フルートがギターに寄り添って、対旋律やユニゾンでハモッてしっとりとした味わいを表現している。
63年生まれのフィンランド人ギタリスト、ラウル・マンノーラは66歳。07年ニーニョ・リカルド・コンクール国際部門で優勝し、現在はコルドバを拠点に活動している。スペイン人と変わらないテクニックとクオリティの高さの持ち主であり、これまでに少なくとも5枚のアルバムをリリースしている。本作は4年ぶりの新作で、フルートとの絡みを効果的に使いながらフラメンコを表現する手法を取っていて好もしい。フルートがギターに寄り添って、対旋律やユニゾンでハモッてしっとりとした味わいを表現している。その面ではファルーカが成功している。ブレリアス・ポルソレアでもギターとフルートの絡みに相当の工夫が凝らされている。ソレアにはこだわりがあるようで、無伴奏ソロと、ドュオの2パターンを弾いている。
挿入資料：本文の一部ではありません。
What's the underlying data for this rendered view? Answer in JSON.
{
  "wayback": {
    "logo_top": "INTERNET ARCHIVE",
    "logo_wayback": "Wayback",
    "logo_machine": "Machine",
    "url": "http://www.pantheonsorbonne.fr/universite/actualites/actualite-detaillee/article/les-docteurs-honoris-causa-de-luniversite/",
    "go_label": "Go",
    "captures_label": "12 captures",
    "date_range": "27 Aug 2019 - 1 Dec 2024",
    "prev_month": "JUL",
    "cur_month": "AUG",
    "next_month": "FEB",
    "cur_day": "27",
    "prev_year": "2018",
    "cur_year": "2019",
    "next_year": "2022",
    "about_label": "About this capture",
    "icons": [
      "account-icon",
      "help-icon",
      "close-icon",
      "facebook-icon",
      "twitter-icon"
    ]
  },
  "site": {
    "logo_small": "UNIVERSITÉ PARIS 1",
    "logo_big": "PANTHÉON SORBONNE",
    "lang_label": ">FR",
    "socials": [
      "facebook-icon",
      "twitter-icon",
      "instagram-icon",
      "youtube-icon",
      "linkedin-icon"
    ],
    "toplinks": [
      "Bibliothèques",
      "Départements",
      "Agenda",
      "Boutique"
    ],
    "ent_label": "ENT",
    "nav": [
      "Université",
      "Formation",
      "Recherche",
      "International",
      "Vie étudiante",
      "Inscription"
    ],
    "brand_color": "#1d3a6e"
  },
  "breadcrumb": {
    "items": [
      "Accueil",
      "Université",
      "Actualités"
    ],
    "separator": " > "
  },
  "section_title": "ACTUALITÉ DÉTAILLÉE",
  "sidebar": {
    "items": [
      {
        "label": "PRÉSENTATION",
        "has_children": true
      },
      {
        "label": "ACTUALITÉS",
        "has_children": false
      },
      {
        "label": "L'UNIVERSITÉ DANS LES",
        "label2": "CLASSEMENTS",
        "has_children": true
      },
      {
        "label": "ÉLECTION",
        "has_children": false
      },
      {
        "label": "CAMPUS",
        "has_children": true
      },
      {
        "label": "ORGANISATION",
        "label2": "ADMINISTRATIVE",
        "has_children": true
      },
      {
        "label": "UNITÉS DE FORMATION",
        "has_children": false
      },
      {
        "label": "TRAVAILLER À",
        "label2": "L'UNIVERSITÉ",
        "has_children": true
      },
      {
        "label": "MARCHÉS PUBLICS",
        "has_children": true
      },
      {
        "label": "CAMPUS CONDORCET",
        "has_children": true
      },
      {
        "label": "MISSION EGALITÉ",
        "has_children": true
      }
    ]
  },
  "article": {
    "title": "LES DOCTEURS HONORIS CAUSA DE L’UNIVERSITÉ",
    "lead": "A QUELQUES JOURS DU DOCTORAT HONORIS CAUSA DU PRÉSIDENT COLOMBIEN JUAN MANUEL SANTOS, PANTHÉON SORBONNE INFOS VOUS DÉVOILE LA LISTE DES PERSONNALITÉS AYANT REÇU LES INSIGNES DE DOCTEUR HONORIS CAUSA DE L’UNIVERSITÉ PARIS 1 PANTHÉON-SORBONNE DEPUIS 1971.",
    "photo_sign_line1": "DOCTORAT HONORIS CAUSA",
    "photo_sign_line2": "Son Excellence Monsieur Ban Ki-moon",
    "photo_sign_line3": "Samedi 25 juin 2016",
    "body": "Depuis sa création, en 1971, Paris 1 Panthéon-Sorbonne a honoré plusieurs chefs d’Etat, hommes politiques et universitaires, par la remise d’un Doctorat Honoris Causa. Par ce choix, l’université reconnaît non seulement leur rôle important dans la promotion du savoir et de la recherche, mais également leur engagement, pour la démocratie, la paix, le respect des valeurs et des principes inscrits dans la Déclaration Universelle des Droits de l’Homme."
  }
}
ブレリアは最もドュオが行い易いらしく、多彩な編曲が聴ける。パーッカションにティノ・ディ・ヘラルドが参加。全7曲。
Fremantle(taranta-buleria)/Waiheke(rondena)/Nuevo mundo(buleria por solea)/Perth(solea)/Dois irmaos(buleria)/Adelaide(farruca)/Wellington(solea)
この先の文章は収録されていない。